For hours the battle spluttered and smouldered amongst the skirmishers in the ravines, and some gallant episodes followed. Towards evening, for example, a French company, with signal audacity, and apparently on its own private impulse, seized a cluster of houses only half a musket shot from the light division, and held it while Craufurd scourged them with the fire of twelve guns. They were only turned out at the point of the bayonet by the 43rd. But the battle was practically over, and the English had beaten, by sheer hard fighting, the best troops and the best marshals of France.

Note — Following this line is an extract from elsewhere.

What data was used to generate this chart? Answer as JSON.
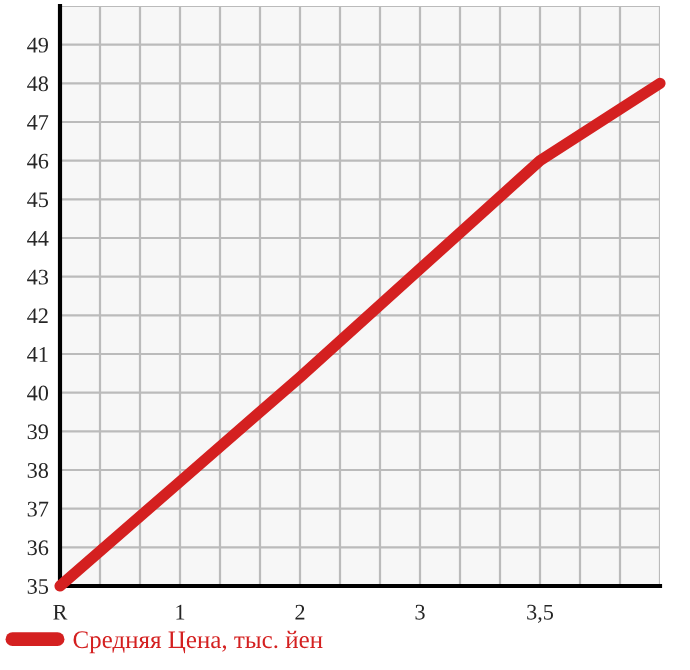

In the fierceness of actual fighting, Busaco has never been surpassed, and seldom did the wounded and dying lie thicker on a battlefield than where the hostile lines struggled together on that fatal September 27. The melée at some points was too close for even the bayonet to be used, and the men fought with fists or with the butt-end of their muskets. From the rush which swept Regnier's men down the slope the Connaught Rangers came back with faces and hands and weapons literally splashed red with blood. The firing was so fierce that Wellington, with his whole staff, dismounted. Napier, however—one of the famous fighting trio of that name, who afterwards conquered Scinde—fiercely refused to dismount, or even cover his red uniform with a cloak. "This is the uniform of my regiment," he said, "and in it I will show, or fall this day." He had scarcely uttered the words when a bullet smashed through his face and shattered his jaw to pieces. As he was carried past Lord Wellington he waved his hand and whispered through his torn mouth, "I could not die at a better moment!" Of such stuff were the men who fought under Wellington in the Peninsula.